Antiquariat Jürgen Dinter

Polybios

Ἱστορίων βίβλια ε. … Historiarum libri quinque — Hagenau 1530

[SOLD] Πολύβιου Μεγαλοπολίτου Ἱστορίων βίβλια ε. Polybii Historiarum libri quinque; opera Vincentii Obsopœi in lucem editi. Idem Latini Nicolao Peroto […] interprete. — Hagenoæ, per Iohannem Secerium Anoo M.D.XXX. Mense Martio [Hagenau, Setzer, March 1530].

Editio princeps

Folio (276 x 190 mm). A few deckle edges. A4 B-S6 T4; A-Z6 Aa4 : (4), 106; CXLII leaves. Contents slightly toned. Ownership-entry on title cut out and repaired (see photo). First six quires with water-margin to lower corner; water-margin to the upper blank margins. 3 small wormholes up to leaf 11, 2 to leaf 70, 1 to leaf 106 and xxxiii, and 1 or 2 in the rest of the Latin text.
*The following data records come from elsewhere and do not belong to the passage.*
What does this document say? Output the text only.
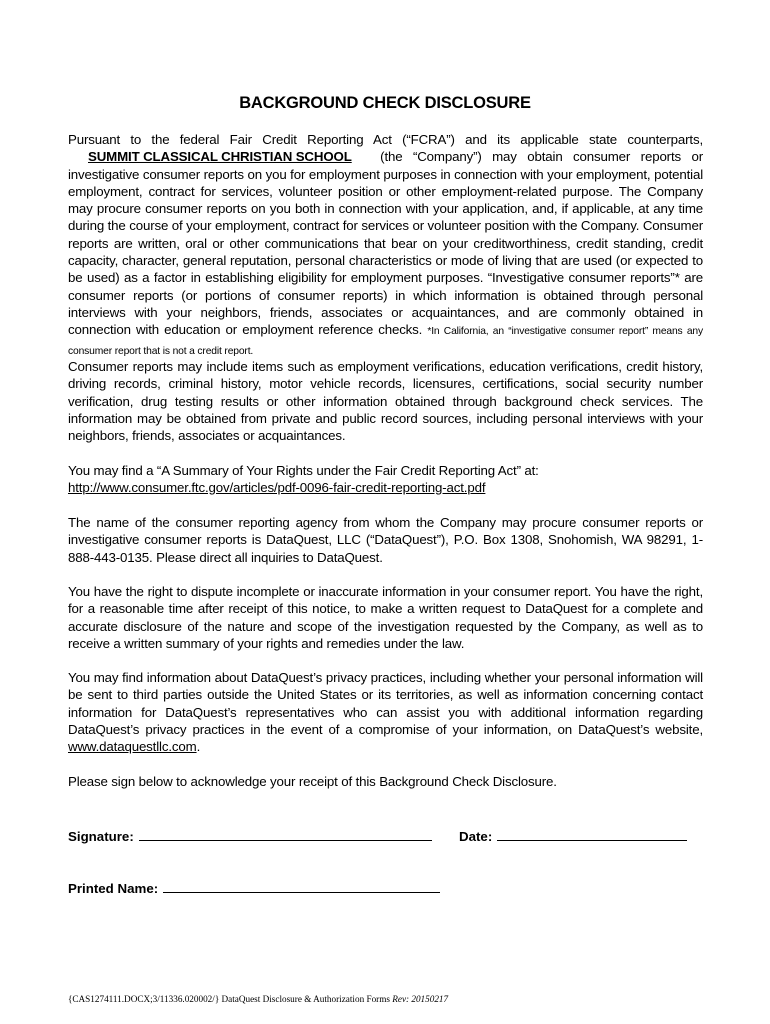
BACKGROUND CHECK DISCLOSURE
Pursuant to the federal Fair Credit Reporting Act (“FCRA”) and its applicable state counterparts, SUMMIT CLASSICAL CHRISTIAN SCHOOL (the “Company”) may obtain consumer reports or investigative consumer reports on you for employment purposes in connection with your employment, potential employment, contract for services, volunteer position or other employment-related purpose. The Company may procure consumer reports on you both in connection with your application, and, if applicable, at any time during the course of your employment, contract for services or volunteer position with the Company. Consumer reports are written, oral or other communications that bear on your creditworthiness, credit standing, credit capacity, character, general reputation, personal characteristics or mode of living that are used (or expected to be used) as a factor in establishing eligibility for employment purposes. “Investigative consumer reports”* are consumer reports (or portions of consumer reports) in which information is obtained through personal interviews with your neighbors, friends, associates or acquaintances, and are commonly obtained in connection with education or employment reference checks. *In California, an “investigative consumer report” means any consumer report that is not a credit report.
Consumer reports may include items such as employment verifications, education verifications, credit history, driving records, criminal history, motor vehicle records, licensures, certifications, social security number verification, drug testing results or other information obtained through background check services. The information may be obtained from private and public record sources, including personal interviews with your neighbors, friends, associates or acquaintances.
You may find a “A Summary of Your Rights under the Fair Credit Reporting Act” at:
http://www.consumer.ftc.gov/articles/pdf-0096-fair-credit-reporting-act.pdf
The name of the consumer reporting agency from whom the Company may procure consumer reports or investigative consumer reports is DataQuest, LLC (“DataQuest”), P.O. Box 1308, Snohomish, WA 98291, 1-888-443-0135. Please direct all inquiries to DataQuest.
You have the right to dispute incomplete or inaccurate information in your consumer report. You have the right, for a reasonable time after receipt of this notice, to make a written request to DataQuest for a complete and accurate disclosure of the nature and scope of the investigation requested by the Company, as well as to receive a written summary of your rights and remedies under the law.
You may find information about DataQuest’s privacy practices, including whether your personal information will be sent to third parties outside the United States or its territories, as well as information concerning contact information for DataQuest’s representatives who can assist you with additional information regarding DataQuest’s privacy practices in the event of a compromise of your information, on DataQuest’s website, www.dataquestllc.com.
Please sign below to acknowledge your receipt of this Background Check Disclosure.
Signature:	Date:
Printed Name:
{CAS1274111.DOCX;3/11336.020002/} DataQuest Disclosure & Authorization Forms Rev: 20150217
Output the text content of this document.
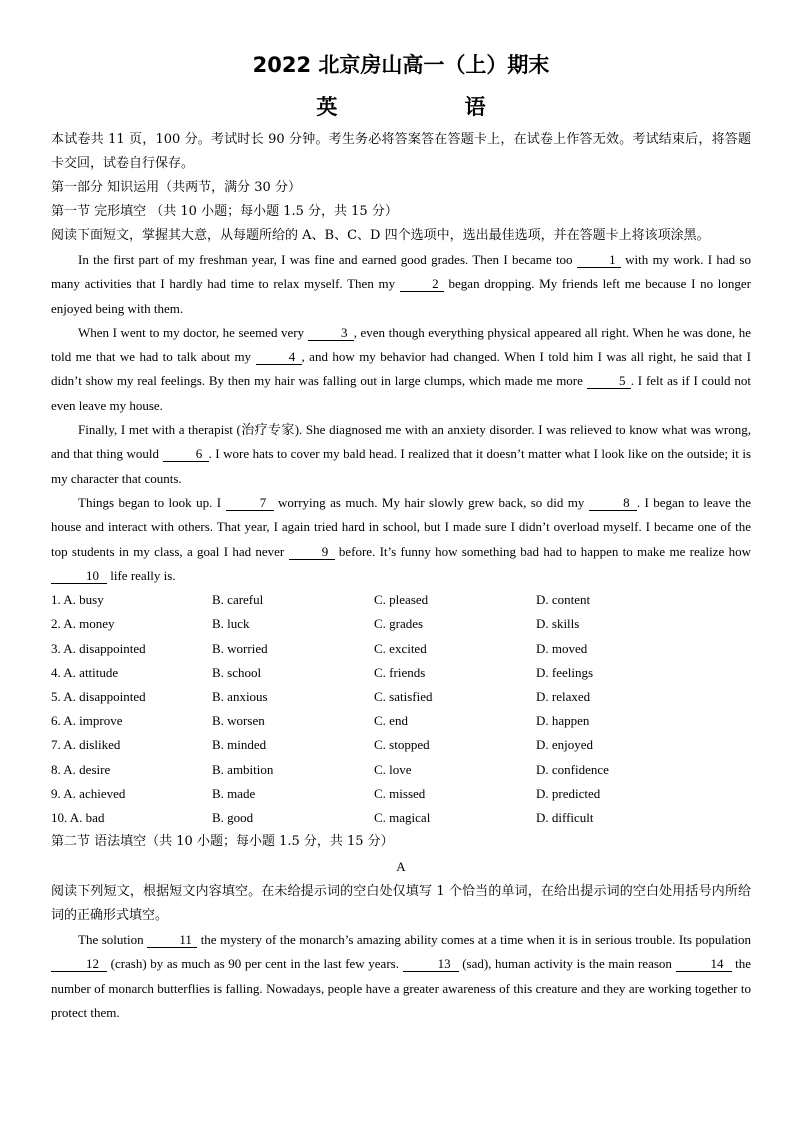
2022 北京房山高一（上）期末
英 语
本试卷共 11 页，100 分。考试时长 90 分钟。考生务必将答案答在答题卡上，在试卷上作答无效。考试结束后，将答题卡交回，试卷自行保存。
第一部分 知识运用（共两节，满分 30 分）
第一节 完形填空 （共 10 小题；每小题 1.5 分，共 15 分）
阅读下面短文，掌握其大意，从每题所给的 A、B、C、D 四个选项中，选出最佳选项，并在答题卡上将该项涂黑。

In the first part of my freshman year, I was fine and earned good grades. Then I became too	1 with my work. I had so many activities that I hardly had time to relax myself. Then my	2 began dropping. My friends left me because I no longer enjoyed being with them.

When I went to my doctor, he seemed very	3 , even though everything physical appeared all right. When he was done, he told me that we had to talk about my	4 , and how my behavior had changed. When I told him I was all right, he said that I didn’t show my real feelings. By then my hair was falling out in large clumps, which made me more	5 . I felt as if I could not even leave my house.

Finally, I met with a therapist (治疗专家). She diagnosed me with an anxiety disorder. I was relieved to know what was wrong, and that thing would	6 . I wore hats to cover my bald head. I realized that it doesn’t matter what I look like on the outside; it is my character that counts.

Things began to look up. I	7 worrying as much. My hair slowly grew back, so did my	8 . I began to leave the house and interact with others. That year, I again tried hard in school, but I made sure I didn’t overload myself. I became one of the top students in my class, a goal I had never	9 before. It’s funny how something bad had to happen to make me realize how 10 life really is.

1. A. busy	B. careful	C. pleased	D. content
2. A. money	B. luck	C. grades	D. skills
3. A. disappointed	B. worried	C. excited	D. moved
4. A. attitude	B. school	C. friends	D. feelings
5. A. disappointed	B. anxious	C. satisfied	D. relaxed
6. A. improve	B. worsen	C. end	D. happen
7. A. disliked	B. minded	C. stopped	D. enjoyed
8. A. desire	B. ambition	C. love	D. confidence
9. A. achieved	B. made	C. missed	D. predicted
10. A. bad	B. good	C. magical	D. difficult
第二节 语法填空（共 10 小题；每小题 1.5 分，共 15 分）
A
阅读下列短文，根据短文内容填空。在未给提示词的空白处仅填写 1 个恰当的单词，在给出提示词的空白处用括号内所给词的正确形式填空。

The solution	11 the mystery of the monarch’s amazing ability comes at a time when it is in serious trouble. Its population 12 (crash) by as much as 90 per cent in the last few years.	13 (sad), human activity is the main reason	14 the number of monarch butterflies is falling. Nowadays, people have a greater awareness of this creature and they are working together to protect them.
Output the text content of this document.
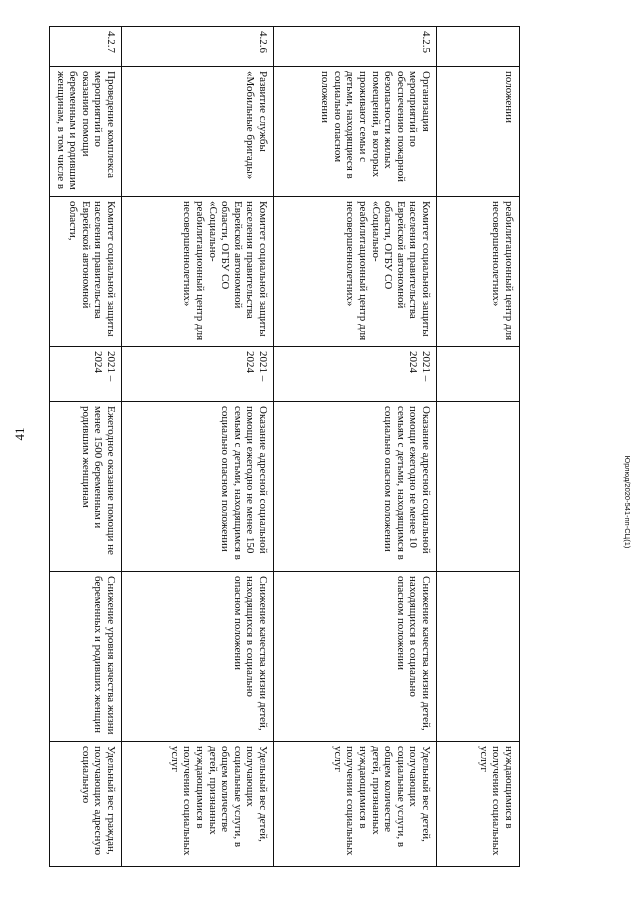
41
Юрлюд/2020-541-пп-СЦ(1)
	положении	реабилитационный центр для несовершеннолетних»				нуждающимися в получении социальных услуг
4.2.5	Организация мероприятий по обеспечению пожарной безопасности жилых помещений, в которых проживают семьи с детьми, находящиеся в социально опасном положении	Комитет социальной защиты населения правительства Еврейской автономной области, ОГБУ СО «Социально-реабилитационный центр для несовершеннолетних»	2021 – 2024	Оказание адресной социальной помощи ежегодно не менее 10 семьям с детьми, находящимся в социально опасном положении	Снижение качества жизни детей, находящихся в социально опасном положении	Удельный вес детей, получающих социальные услуги, в общем количестве детей, признанных нуждающимися в получении социальных услуг
4.2.6	Развитие службы «Мобильные бригады»	Комитет социальной защиты населения правительства Еврейской автономной области, ОГБУ СО «Социально-реабилитационный центр для несовершеннолетних»	2021 – 2024	Оказание адресной социальной помощи ежегодно не менее 150 семьям с детьми, находящимся в социально опасном положении	Снижение качества жизни детей, находящихся в социально опасном положении	Удельный вес детей, получающих социальные услуги, в общем количестве детей, признанных нуждающимися в получении социальных услуг
4.2.7	Проведение комплекса мероприятий по оказанию помощи беременным и родившим женщинам, в том числе в	Комитет социальной защиты населения правительства Еврейской автономной области,	2021 – 2024	Ежегодное оказание помощи не менее 1500 беременным и родившим женщинам	Снижение уровня качества жизни беременных и родивших женщин	Удельный вес граждан, получающих адресную социальную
Provenance: Faint stamp on title: Bibliot. du Chapitre Metrop. de Paris, and ms entry Ex bibliotheca S. Crucis Parisiensis 1624. At the very upper margin of the title-page the ms. entry M. Hoperi. This may be – perhaps wishful thinking – the ownership-entry of Marcus Hopper, professor of Greek at Basel University, author of a Latin-Greek dictionnary, and editor of a few Greek authors. His usually signed as Hopper, but, as a copy of his dictionary gifted to Amerbach shows, also Hoper. Mrs. Studer/Univ. Libr. Basel kindly gave me this information; the signature of this presentation copy of the University Library Basel is UBH DC IV 4. A few contemporary marginal annotations in two or three early hands in the Latin part.

Binding: Contemporary blindstamped calf over two third of the wooden boards: triple filets building a pattern of lozenges, filled by three different stamps; a thin vertical brass strip fixing the leather on both wooden boards. Two clasps; sympathetically rebacked.

Obsopoeus (?-1539) published two more important first editions of Greek authors: the Heliodorus in 1534, produced by Herwagen in Basel, and the Diodorus Siculus, also Basel, Oporinus/Winter, 1539. In 1524 O. went to Nürnberg, where he belonged to Pirckheimer’s circle, in 1528 he became rector of the Latin school in Ansbach near Nürnberg.

The source of the editio princeps is the manuscript Monacensis Gr. 157 (Bayerische Staatsbibl.). After 1453 it came from Constantinople and passed to the library of the Hungarian King Matthias Corvinus. When his library was sold the manuscript came into the hands of Joachim Camerarius, who gave it as present to Albrecht V of Bavaria. In Nürnberg Jacobus Ottonis Aetzelius has copied the manuscript in the Camerarius library around the second half of the 1520s, and has sent this copy to Obsopoeus. The editio princeps is said to be „a remarkable accurate copy“ of the manuscript (J. M. Moore, The manuscript tradition of Polybius. Cambr. 1965, p. 35). Since the manuscript contains Herodian and Heliodorus as well it makes sense to see it also as source of the editio princeps of the latter.  – Hoffmann III 268; Adams P-1801.